Sad news for fans and pickers in central North Carolina, as one of the oldest and most venerated contest festivals in the US is no more. The Ole Time Fiddler’s and Bluegrass Festival, known colloquially as Fiddler’s Grove, has handed out its last ribbons.
After being held annually since 1970, promoter Hank Van Hoy announced on Friday that there would be no festival in 2013, and that there were no plans to reconvene in the future. Hank is the son of the initial founder, H.P. Van Hoy, who launched the convention as the Union Grove Fiddler’s Convention in 1924, a fundraiser at and for the Union Grove School.
But could this long-running event yet be salvaged? It has survived numerous challenges over the years, including the name and site change in 1970, fierce municipal opposition when the attendance soared from 10,000 to 100,000 in the 1960s, and a number of tense years in the ’70s when rival Van Hoy family festivals claimed the mantle of Union Grove.

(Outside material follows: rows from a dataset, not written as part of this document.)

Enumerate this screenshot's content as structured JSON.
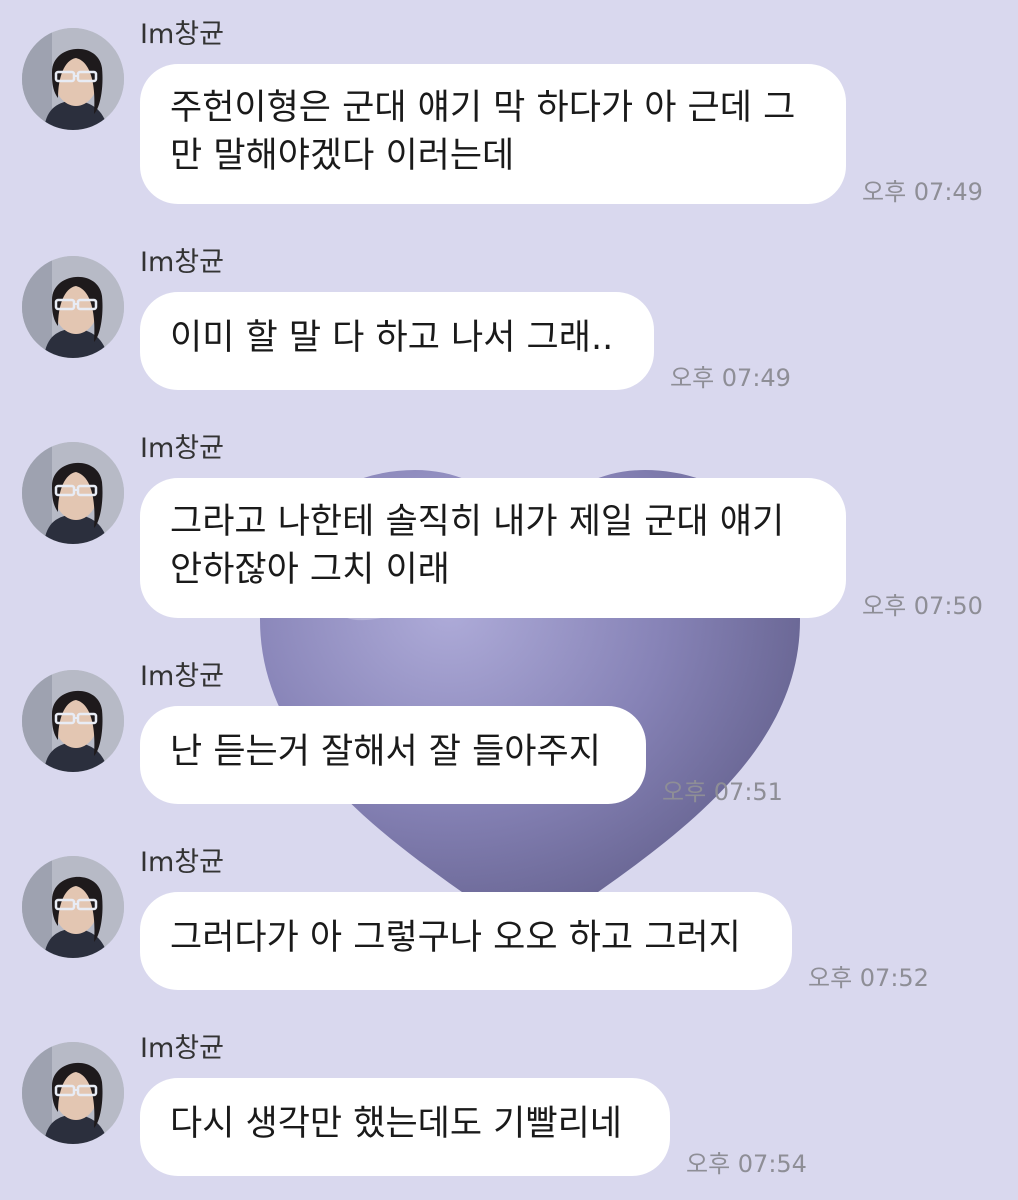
{
  "messages": [
    {
      "sender": "Im창균",
      "text": "주헌이형은 군대 얘기 막 하다가 아 근데 그\n만 말해야겠다 이러는데",
      "time": "오후 07:49"
    },
    {
      "sender": "Im창균",
      "text": "이미 할 말 다 하고 나서 그래..",
      "time": "오후 07:49"
    },
    {
      "sender": "Im창균",
      "text": "그라고 나한테 솔직히 내가 제일 군대 얘기\n안하잖아 그치 이래",
      "time": "오후 07:50"
    },
    {
      "sender": "Im창균",
      "text": "난 듣는거 잘해서 잘 들아주지",
      "time": "오후 07:51"
    },
    {
      "sender": "Im창균",
      "text": "그러다가 아 그렇구나 오오 하고 그러지",
      "time": "오후 07:52"
    },
    {
      "sender": "Im창균",
      "text": "다시 생각만 했는데도 기빨리네",
      "time": "오후 07:54"
    }
  ],
  "theme": {
    "background": "#d9d8ee",
    "bubble": "#ffffff",
    "timestamp_color": "#8e8e96",
    "wallpaper_heart": "#7c78ad"
  },
  "icons": {
    "avatar": "profile-photo",
    "wallpaper": "purple-heart"
  }
}
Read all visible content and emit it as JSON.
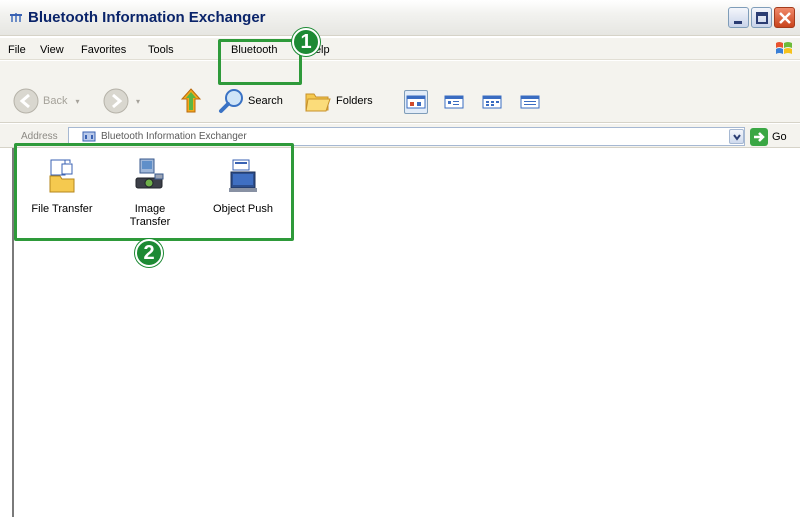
{
  "window": {
    "title": "Bluetooth Information Exchanger"
  },
  "menubar": {
    "items": [
      "File",
      "View",
      "Favorites",
      "Tools",
      "Bluetooth",
      "Help"
    ]
  },
  "toolbar": {
    "back_label": "Back",
    "search_label": "Search",
    "folders_label": "Folders"
  },
  "addressbar": {
    "label": "Address",
    "value": "Bluetooth Information Exchanger",
    "go_label": "Go"
  },
  "content": {
    "items": [
      {
        "label": "File Transfer",
        "icon": "file-transfer-icon"
      },
      {
        "label": "Image Transfer",
        "icon": "image-transfer-icon"
      },
      {
        "label": "Object Push",
        "icon": "object-push-icon"
      }
    ]
  },
  "annotations": {
    "callout_1": "1",
    "callout_2": "2",
    "highlight_color": "#2e9a3a"
  }
}
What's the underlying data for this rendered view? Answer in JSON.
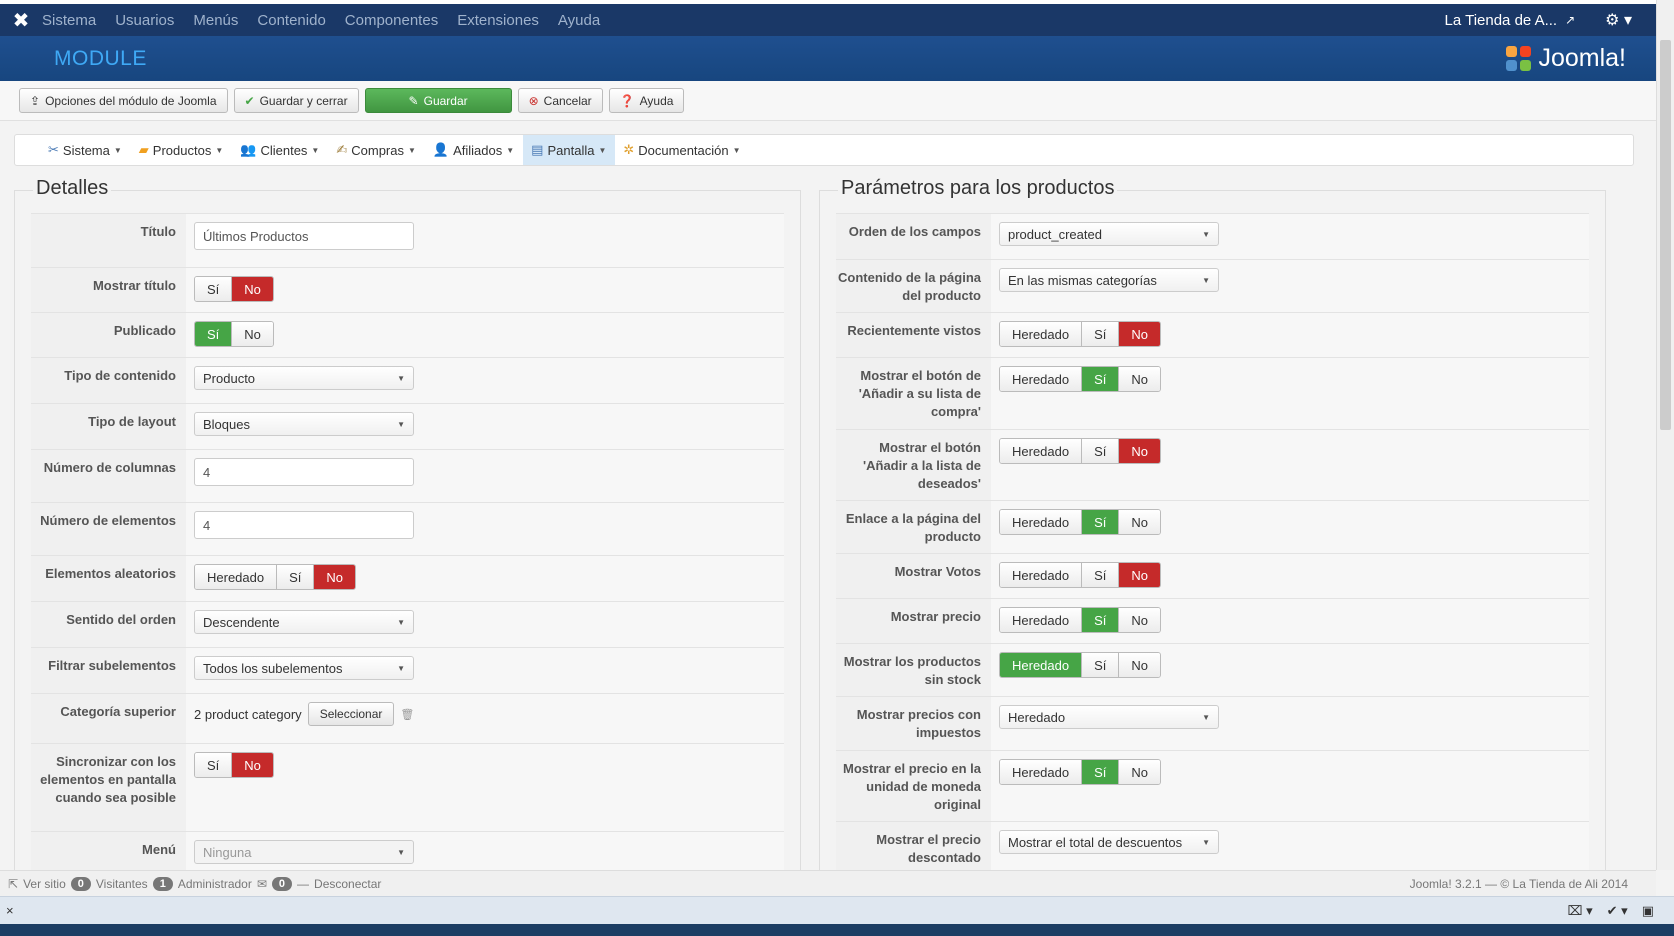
{
  "topnav": {
    "items": [
      "Sistema",
      "Usuarios",
      "Menús",
      "Contenido",
      "Componentes",
      "Extensiones",
      "Ayuda"
    ],
    "site_link": "La Tienda de A...",
    "logo_icon": "joomla-x-icon"
  },
  "header": {
    "title": "MODULE",
    "brand": "Joomla!"
  },
  "toolbar": {
    "options_label": "Opciones del módulo de Joomla",
    "save_close_label": "Guardar y cerrar",
    "save_label": "Guardar",
    "cancel_label": "Cancelar",
    "help_label": "Ayuda"
  },
  "submenu": {
    "items": [
      {
        "label": "Sistema",
        "icon": "tools-icon"
      },
      {
        "label": "Productos",
        "icon": "products-icon"
      },
      {
        "label": "Clientes",
        "icon": "users-icon"
      },
      {
        "label": "Compras",
        "icon": "orders-icon"
      },
      {
        "label": "Afiliados",
        "icon": "affiliates-icon"
      },
      {
        "label": "Pantalla",
        "icon": "display-icon",
        "active": true
      },
      {
        "label": "Documentación",
        "icon": "docs-icon"
      }
    ]
  },
  "details": {
    "legend": "Detalles",
    "titulo_label": "Título",
    "titulo_value": "Últimos Productos",
    "mostrar_titulo_label": "Mostrar título",
    "publicado_label": "Publicado",
    "tipo_contenido_label": "Tipo de contenido",
    "tipo_contenido_value": "Producto",
    "tipo_layout_label": "Tipo de layout",
    "tipo_layout_value": "Bloques",
    "num_columnas_label": "Número de columnas",
    "num_columnas_value": "4",
    "num_elementos_label": "Número de elementos",
    "num_elementos_value": "4",
    "aleatorios_label": "Elementos aleatorios",
    "sentido_label": "Sentido del orden",
    "sentido_value": "Descendente",
    "filtrar_label": "Filtrar subelementos",
    "filtrar_value": "Todos los subelementos",
    "categoria_label": "Categoría superior",
    "categoria_value": "2 product category",
    "seleccionar_label": "Seleccionar",
    "sincronizar_label": "Sincronizar con los elementos en pantalla cuando sea posible",
    "menu_label": "Menú",
    "menu_value": "Ninguna"
  },
  "toggle": {
    "si": "Sí",
    "no": "No",
    "heredado": "Heredado"
  },
  "params": {
    "legend": "Parámetros para los productos",
    "orden_label": "Orden de los campos",
    "orden_value": "product_created",
    "contenido_label": "Contenido de la página del producto",
    "contenido_value": "En las mismas categorías",
    "recientes_label": "Recientemente vistos",
    "boton_compra_label": "Mostrar el botón de 'Añadir a su lista de compra'",
    "boton_deseados_label": "Mostrar el botón 'Añadir a la lista de deseados'",
    "enlace_label": "Enlace a la página del producto",
    "votos_label": "Mostrar Votos",
    "precio_label": "Mostrar precio",
    "sin_stock_label": "Mostrar los productos sin stock",
    "impuestos_label": "Mostrar precios con impuestos",
    "impuestos_value": "Heredado",
    "moneda_label": "Mostrar el precio en la unidad de moneda original",
    "descontado_label": "Mostrar el precio descontado",
    "descontado_value": "Mostrar el total de descuentos"
  },
  "status": {
    "ver_sitio": "Ver sitio",
    "visitantes_count": "0",
    "visitantes": "Visitantes",
    "admin_count": "1",
    "admin": "Administrador",
    "msg_count": "0",
    "desconectar": "Desconectar",
    "footer": "Joomla! 3.2.1 — © La Tienda de Ali 2014"
  },
  "browser_bar": {
    "close": "×"
  }
}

This time, though, declining attendance and increased costs may spell final doom for this popular gathering place for pickers and fiddlers. Van Hoy has a full-time career as an attorney on nearby Mocksville, and told The Charlotte Observer over the weekend that the abovementioned factors, plus the difficulty of maintaining the necessary staff of volunteers, led to the painful realization that the nearly 80 year old festival should be put to rest.
“If we can’t do a festival with high quality and a family atmosphere, we just felt it best to (not) go on.”
It is expected that bluegrass and old time workshops/concerts will continue to be held at Fiddler’s Grove, and the nearby Van Hoy Family Campground moving forward.